1. Die GbR hat die im Zusammenhang mit dem Erwerb der Grundstücke angefallene Grunderwerbsteuer zu Recht als Bestandteil der Anschaffungskosten der Grundstücke aktiviert.

Wirtschaftsgüter des Anlagevermögens sind nach § 6 Abs.1 Nr.1 und 2 EStG mit den Anschaffungskosten zu aktivieren. Dabei sind als Anschaffungskosten nicht allein die Aufwendungen aktivierungspflichtig, die an den Veräußerer des Wirtschaftsguts erbracht werden, sondern auch die sog. Anschaffungsnebenkosten. Dies ist handelsrechtlich nunmehr ausdrücklich in § 255 Abs.1 Satz 2 HGB geregelt. Zu den Anschaffungsnebenkosten gehören sämtliche anläßlich des Erwerbs und im Zusammenhang mit ihm entstandenen Kosten bis zur Betriebsbereitschaft des angeschafften Gegenstandes (Urteil des Bundesfinanzhofs --BFH-- vom 14.November 1985 IV R 170/83, BFHE 145, 67, BStBl II 1986, 60). Danach zählt im Streitfall auch die von der GbR entrichtete Grunderwerbsteuer zu den Anschaffungsnebenkosten. Die Zahlung der Grunderwerbsteuer war Voraussetzung für den Erwerb des Eigentums an den Grundstücken (§ 22 des Grunderwerbsteuergesetzes --GrEStG--).

2. Die GbR war nicht berechtigt, den von der Berufshaftpflichtversicherung ihres Beraters geleisteten Schadensersatz als eine nachträgliche Minderung der Anschaffungskosten zu behandeln.
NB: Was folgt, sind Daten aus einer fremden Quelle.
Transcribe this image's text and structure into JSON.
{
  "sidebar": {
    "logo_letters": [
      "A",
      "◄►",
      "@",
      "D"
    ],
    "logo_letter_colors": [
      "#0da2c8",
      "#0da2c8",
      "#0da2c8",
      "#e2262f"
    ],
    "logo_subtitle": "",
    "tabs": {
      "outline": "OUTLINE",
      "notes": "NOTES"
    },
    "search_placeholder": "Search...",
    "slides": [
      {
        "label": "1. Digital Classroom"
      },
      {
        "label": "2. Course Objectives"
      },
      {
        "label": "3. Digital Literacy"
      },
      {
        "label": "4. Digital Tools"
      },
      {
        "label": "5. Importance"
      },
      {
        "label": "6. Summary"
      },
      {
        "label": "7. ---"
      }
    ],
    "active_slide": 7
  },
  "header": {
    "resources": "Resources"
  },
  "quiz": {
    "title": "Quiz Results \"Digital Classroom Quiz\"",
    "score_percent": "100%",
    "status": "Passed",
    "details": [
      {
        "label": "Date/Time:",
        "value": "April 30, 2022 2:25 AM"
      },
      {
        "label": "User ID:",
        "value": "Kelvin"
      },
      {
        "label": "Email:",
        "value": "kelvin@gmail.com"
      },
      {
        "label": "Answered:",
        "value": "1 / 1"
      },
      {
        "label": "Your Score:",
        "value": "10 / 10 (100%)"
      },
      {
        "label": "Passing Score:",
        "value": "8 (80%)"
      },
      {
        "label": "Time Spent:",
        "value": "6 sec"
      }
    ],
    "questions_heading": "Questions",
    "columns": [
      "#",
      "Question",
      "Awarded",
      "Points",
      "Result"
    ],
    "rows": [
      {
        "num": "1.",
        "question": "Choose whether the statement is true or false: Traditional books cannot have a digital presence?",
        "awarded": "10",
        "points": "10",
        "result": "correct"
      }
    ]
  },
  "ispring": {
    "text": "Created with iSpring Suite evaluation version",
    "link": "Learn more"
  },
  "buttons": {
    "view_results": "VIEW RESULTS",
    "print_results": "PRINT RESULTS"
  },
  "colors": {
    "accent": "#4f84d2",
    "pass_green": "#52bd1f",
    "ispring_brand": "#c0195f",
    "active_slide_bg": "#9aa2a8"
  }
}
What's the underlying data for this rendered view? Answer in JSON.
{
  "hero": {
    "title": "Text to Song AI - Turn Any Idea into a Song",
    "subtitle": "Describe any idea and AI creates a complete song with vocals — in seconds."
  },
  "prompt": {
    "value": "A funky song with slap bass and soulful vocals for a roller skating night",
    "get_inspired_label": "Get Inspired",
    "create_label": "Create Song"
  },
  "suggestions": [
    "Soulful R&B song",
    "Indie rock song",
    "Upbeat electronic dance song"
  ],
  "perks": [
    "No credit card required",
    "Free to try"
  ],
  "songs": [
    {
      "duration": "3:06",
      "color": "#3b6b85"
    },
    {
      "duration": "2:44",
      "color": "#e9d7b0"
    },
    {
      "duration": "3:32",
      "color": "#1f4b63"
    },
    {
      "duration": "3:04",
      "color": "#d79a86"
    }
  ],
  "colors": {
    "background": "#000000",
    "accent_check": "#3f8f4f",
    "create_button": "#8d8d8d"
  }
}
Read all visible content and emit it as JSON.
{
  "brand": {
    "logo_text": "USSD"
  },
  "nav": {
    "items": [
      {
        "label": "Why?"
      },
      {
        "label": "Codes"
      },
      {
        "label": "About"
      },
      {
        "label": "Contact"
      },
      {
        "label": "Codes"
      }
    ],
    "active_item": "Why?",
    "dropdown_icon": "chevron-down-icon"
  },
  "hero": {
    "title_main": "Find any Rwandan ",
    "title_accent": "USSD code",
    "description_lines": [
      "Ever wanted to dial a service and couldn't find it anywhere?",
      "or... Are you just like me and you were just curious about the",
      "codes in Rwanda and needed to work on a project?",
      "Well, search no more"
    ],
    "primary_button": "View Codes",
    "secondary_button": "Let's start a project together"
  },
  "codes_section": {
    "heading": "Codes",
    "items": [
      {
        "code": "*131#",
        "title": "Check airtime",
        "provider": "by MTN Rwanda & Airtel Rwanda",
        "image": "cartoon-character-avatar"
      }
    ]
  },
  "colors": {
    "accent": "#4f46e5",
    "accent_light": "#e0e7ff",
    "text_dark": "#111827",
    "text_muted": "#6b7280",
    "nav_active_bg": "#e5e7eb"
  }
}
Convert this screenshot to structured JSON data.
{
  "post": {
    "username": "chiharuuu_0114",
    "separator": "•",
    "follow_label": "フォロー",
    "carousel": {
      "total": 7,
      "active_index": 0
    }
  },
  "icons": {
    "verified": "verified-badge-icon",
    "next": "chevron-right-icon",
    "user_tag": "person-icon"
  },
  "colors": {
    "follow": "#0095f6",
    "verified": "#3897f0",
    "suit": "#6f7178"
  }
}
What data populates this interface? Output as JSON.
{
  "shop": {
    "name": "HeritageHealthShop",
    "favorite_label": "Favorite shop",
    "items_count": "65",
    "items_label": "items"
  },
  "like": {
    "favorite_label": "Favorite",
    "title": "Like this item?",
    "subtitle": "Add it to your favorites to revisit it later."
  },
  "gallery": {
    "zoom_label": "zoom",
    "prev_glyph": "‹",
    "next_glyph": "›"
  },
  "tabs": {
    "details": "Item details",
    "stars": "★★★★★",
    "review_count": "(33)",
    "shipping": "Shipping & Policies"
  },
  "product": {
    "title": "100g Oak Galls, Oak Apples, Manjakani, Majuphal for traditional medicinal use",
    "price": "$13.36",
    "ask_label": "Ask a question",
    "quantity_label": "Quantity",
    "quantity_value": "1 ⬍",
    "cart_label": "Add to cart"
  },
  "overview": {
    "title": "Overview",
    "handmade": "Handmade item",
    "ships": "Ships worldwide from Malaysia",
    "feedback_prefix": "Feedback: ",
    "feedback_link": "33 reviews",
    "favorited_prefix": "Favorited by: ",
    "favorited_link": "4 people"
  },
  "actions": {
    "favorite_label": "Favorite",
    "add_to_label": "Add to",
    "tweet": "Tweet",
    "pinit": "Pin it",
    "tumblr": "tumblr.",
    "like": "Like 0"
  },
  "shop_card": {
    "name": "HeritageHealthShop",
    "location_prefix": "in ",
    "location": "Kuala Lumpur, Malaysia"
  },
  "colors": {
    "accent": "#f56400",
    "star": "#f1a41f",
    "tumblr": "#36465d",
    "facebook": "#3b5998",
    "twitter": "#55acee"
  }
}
Da ein Wirtschaftsgut mit seinen Anschaffungskosten zu bilanzieren ist, sind Minderungen der Aufwendungen für den Erwerb durch entsprechende Kürzung der Anschaffungskosten zu berücksichtigen. Der Zweck des Anschaffungskostenprinzips besteht darin, die Erfolgsneutralität des Beschaffungsvorgangs zu gewährleisten. Daher dürfen Preisnachlässe nicht zu einem gewinnerhöhenden Ertrag, sondern lediglich zu einer Ermäßigung der Anschaffungskosten führen. Dies hat der Gesetzgeber in § 255 Abs.1 Satz 3 HGB für den Fall klargestellt, daß der vereinbarte Anschaffungspreis herabgesetzt wird. Wie der Senat mit Urteil vom 14.Juli 1988 IV R 78/85 (BFHE 154, 212, BStBl II 1989, 189 m.w.N.) entschieden hat, gilt nichts anderes, wenn Anschaffungsnebenkosten zurückgezahlt oder wenn darüber hinaus Anschaffungsausgaben durch Dritte erstattet oder vergütet werden, sofern hierin nicht ein Entgelt für eine Leistung des Empfängers liegt.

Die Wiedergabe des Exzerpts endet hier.